At each site we recorded:
          ● herbivory on mature and expanding leaves
          ● environmental conditions (soil fertility, rainfall, temperature, canopy closure)
          ● plant physical and chemical defences
          ● invertebrate abundance
          ● pre- and post-dispersal seed predation
          ● plant diversity

We studied the four most dominant plant species at each site. This gave data for a total of 300 species.

We will use these data to:

1) Make the first direct and global test of the idea that there is a latitudinal gradient in the strength of plant-animal interactions

2) Quantify the relative importance of different biotic and abiotic factors in determining the amount of herbivory plants receive.

3) Determine whether the strength of interactions between plants and animals is a better predictor of plant diversity than are abiotic factors.

Results:

We are still processing images and plant samples, but it is clear that plants really do lose a greater proportion of their leaf area to herbivory in the tropics.

GLOBAL PATTERNS IN PLANT TWINING DIRECTION

Will Edwards (JCU), Angela Moles (UNSW) and Peter Franks (JCU)

We had three hypotheses about the factors that might influence plant twining direction:

H1: Twining direction is determined by which side of the vine first contacts a host stem

H2: Twining direction is determined by the apparent movement of sun across the sky

H3: Twining direction is determined by the Coriolis effect

If H1 was correct, 50% of stems would twine anticlockwise, 50% clockwise, regardless of location.

If H2 was correct, stems would twine clockwise in the northern hemisphere, and anticlockwise in the southern hemisphere, with a mix of directions in the tropics.

If H3 was correct, stems would twine clockwise in the northern hemisphere, and anticlockwise in the southern hemisphere, with a rapid transition at the equator.

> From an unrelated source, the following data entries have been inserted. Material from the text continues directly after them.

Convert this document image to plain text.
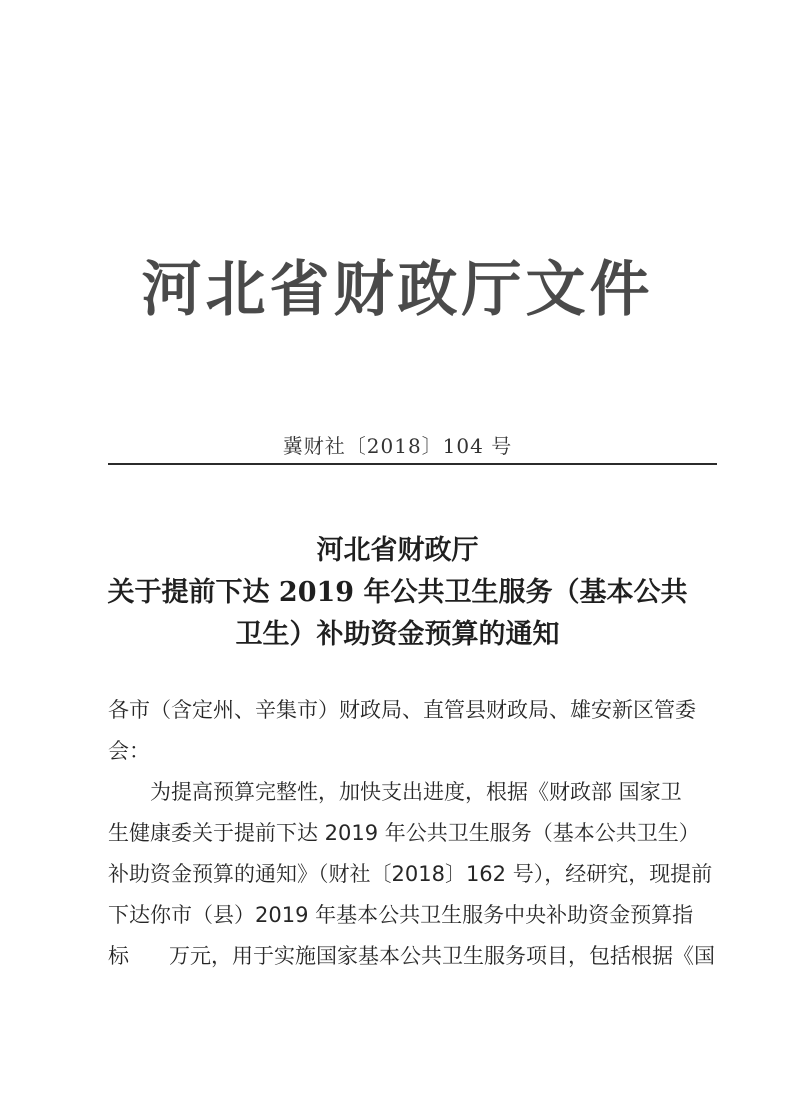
河北省财政厅文件
冀财社〔2018〕104 号
河北省财政厅
关于提前下达 2019 年公共卫生服务（基本公共
卫生）补助资金预算的通知
各市（含定州、辛集市）财政局、直管县财政局、雄安新区管委
会：
为提高预算完整性，加快支出进度，根据《财政部 国家卫
生健康委关于提前下达 2019 年公共卫生服务（基本公共卫生）
补助资金预算的通知》（财社〔2018〕162 号），经研究，现提前
下达你市（县）2019 年基本公共卫生服务中央补助资金预算指
标 万元，用于实施国家基本公共卫生服务项目，包括根据《国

Results: 92% of stems twined in an anticlockwise direction. Twining direction was not related to latitude or hemisphere. We therefore rejected all 3 hypotheses.

Our new hypothesis is that the global tendency for plants to twine anticlockwise might be a global scale manifestation of the chirality of all biological molecules (amino acid chirality ® chirality in tubulin proteins in cell walls, ® twist in cells, ® twist in stems). This hypothesis still needs to be tested.